Kenya’s Central Bank Governor Could Be Probed In $21m Money Printing Row

Prof. Njuguna Ndung'u

VENTURES AFRICA – Kenya’s Central Bank Governor Prof. Njuguna Ndung’u and former Finance Minister Amos Kimunya could be forced to step aside and probed over the loss of over 1.8 billion shillings ($21.35 million) in a currency printing deal if the recommendations of a parliamentary committee are to be implemented.

The Public Accounts Committee (PAC) said that Ndung’u and Kimunya who is now Transport Minister are unfit to hold public office and recommended that legal action be taken against them to recover the lost money.

“Kimunya and Ndung’u having been responsible for the loss of Ksh. 1.8 billion ($21 million) and acted contrary to the provisions of Chapter Six of the Constitution of Kenya, the Public Officer Ethics Act and the Public Procurement and Disposal Act and in that respect, they are unfit to hold public office,” recommends PAC’s report tabled in Parliament.

The two have been accused of acting in contravention of the Constitution and the Public Procurement and Disposal Act.

“The Ethics and Anti-Corruption Commission should investigate them with a view to taking appropriate legal action against them and recovering lost funds,”the report by the 11 member committee read in part.

The PAC was probing the printing contracts between Central Bank of Kenya (CBK) and De La Rue Company from which a deal for acquisition of 40 per cent stake in the company was conceived.

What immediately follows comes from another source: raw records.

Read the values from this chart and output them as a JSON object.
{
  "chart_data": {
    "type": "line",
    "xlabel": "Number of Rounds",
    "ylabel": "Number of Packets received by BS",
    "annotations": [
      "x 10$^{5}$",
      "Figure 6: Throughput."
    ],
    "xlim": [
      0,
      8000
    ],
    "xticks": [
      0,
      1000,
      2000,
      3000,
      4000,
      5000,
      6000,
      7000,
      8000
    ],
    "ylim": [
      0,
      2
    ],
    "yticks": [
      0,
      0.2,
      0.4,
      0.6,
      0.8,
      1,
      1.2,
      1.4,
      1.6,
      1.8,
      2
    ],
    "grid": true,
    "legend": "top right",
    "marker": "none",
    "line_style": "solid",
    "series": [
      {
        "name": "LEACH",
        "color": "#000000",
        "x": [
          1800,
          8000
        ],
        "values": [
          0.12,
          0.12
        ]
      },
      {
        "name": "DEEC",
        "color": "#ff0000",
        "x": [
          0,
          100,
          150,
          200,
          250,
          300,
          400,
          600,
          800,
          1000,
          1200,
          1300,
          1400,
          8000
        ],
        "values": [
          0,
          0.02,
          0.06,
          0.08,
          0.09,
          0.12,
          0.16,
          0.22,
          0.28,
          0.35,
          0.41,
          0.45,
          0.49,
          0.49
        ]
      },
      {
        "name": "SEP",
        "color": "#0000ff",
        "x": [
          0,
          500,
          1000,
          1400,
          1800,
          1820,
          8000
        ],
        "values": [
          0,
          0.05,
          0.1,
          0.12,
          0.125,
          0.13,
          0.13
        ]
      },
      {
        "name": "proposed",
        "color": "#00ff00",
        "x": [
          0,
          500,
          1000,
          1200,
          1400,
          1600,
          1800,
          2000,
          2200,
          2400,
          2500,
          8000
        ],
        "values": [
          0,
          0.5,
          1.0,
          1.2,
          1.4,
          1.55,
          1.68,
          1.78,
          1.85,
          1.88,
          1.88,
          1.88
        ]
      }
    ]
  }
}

The PAC , which monitors government spending said De La Rue was overcharging the government because when the money-printing contract was put to competitive bidding, the firm bid lower.

The PAC said Kimunya directed the CBK to cancel a long-term contract worth 3.8 billion shillings ($45 million) for 1.71 billion pieces of banknotes in favour of four short-term contracts that cost the taxpayer 5.6 billion shillings ($67 million) for 1.49 billion pieces of banknotes.

The PAC report adds that Kimunya’s ministry was not party to the contract and all reasons for the cancellation were found by the Committee to have been invalid.

Prof Ndung’u has been faulted for not making any effort to resist the directive from Kimunya to cancel the contract.

“In so doing, he failed to protect the Bank’s independence and taxpayers’ interest. This was even notwithstanding the fact that since the Procurement and Disposal Act of 2005 came into force, Treasury had no business directing Central Bank of Kenya on procurement issues.” read the report.

Kimunya was forced to resign as Finance Minister in 2008 for his role in the secret sale of the Grand Regency Hotel to Libyan investors.

This is also the second time this year that Prof. Ndung’u has faced calls to step down. Early this year, PAC faulted how he handled Kenya’s shilling which hit a historic low of Ksh. 107 against the US dollar last year. A Reuters survey ranked Ndung’u as the worst Central Bank Governor in Africa’s emerging and frontier markets in 2011.

Ndung’u was dubbed the ‘least effective policymaker for failing to spot and act against rising price pressures and presiding over a stunning collapse in the Kenyan shilling’. One analyst described Ndung’u as “asleep at the wheel”.